I’m not focused on writing here. At least, not for the last few days. Instead, I’m distracted with the sudden illness of Penny, our 15-year-old Labrador Retriever. When she stopped eating last week, my wife and I feared she might suddenly spiral down like our other dog Casey did back in November.

Normally, Penny bounces in anticipation of mealtime. And that’s with two gimpy hind legs. There’s very little she won’t attempt to eat between meals either—even rocks. If dogs had religions, she’d be a devout Foodist.

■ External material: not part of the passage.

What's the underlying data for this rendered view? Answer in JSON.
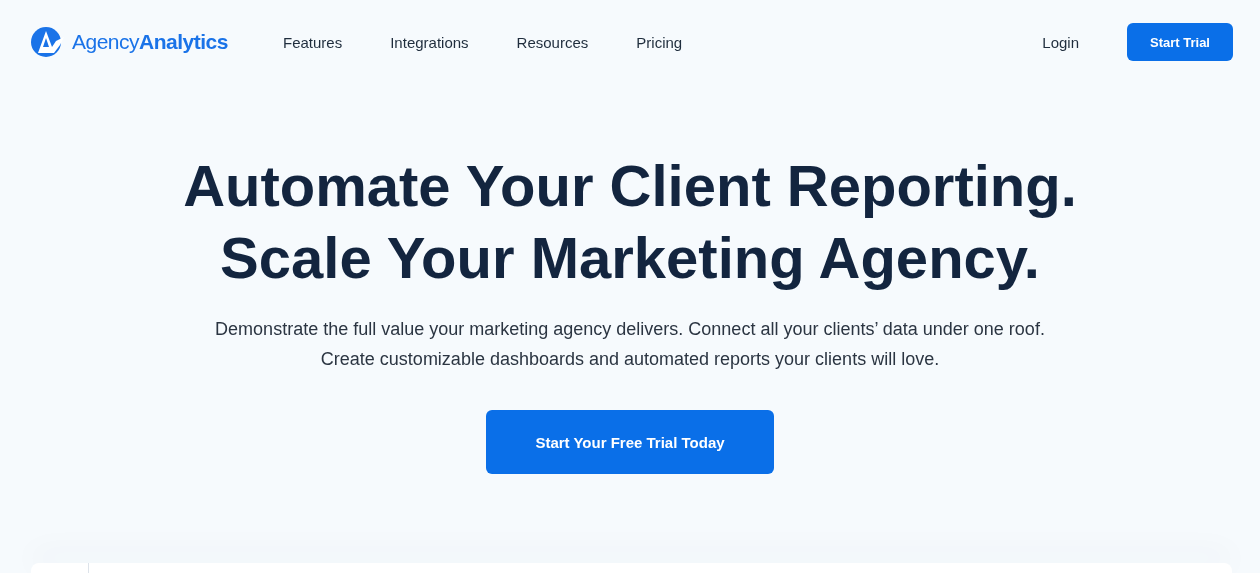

So when she turned down her favorite treats, we rushed her to the hospital for as many tests as she could tolerate. Not just diagnostics that wouldn’t annoy her, but those that didn’t require anesthesia—we almost lost her the last time she went under a few years ago.

After X-rays and an ultrasound, her doctor still couldn’t find any explanation for the sudden loss of appetite. And her blood test results were remarkably good for a dog her age—no liver or kidney concerns.

Stumped, we decided to start a simple medication regimen which assumed a non-specific stomach and bowel irritation. It’s not like we could get an answer if we asked Penny what was wrong. She’s not a talker.

And then we waited. Sitting with her, petting her, making sure she knew we loved her. You can’t do a lot of typing when you’re constantly in a pen with your dog offering her food.

Much to our relief, Penny is eating again. With a case of the munchies so bad right now you might think it was from smoking reefer. That not being one of her meds, we believe it’s due to the Mirtazapine she was prescribed—a wonder drug. I still need to hand feed her kibble at times, but she’s enthusiastic about it.

So we’re hopeful. Our concern now is whether she can sustain this appetite once she’s off the meds.

After her fifteenth birthday, every day with Penny has been a gift. But it’s not selfish to want her with us still longer.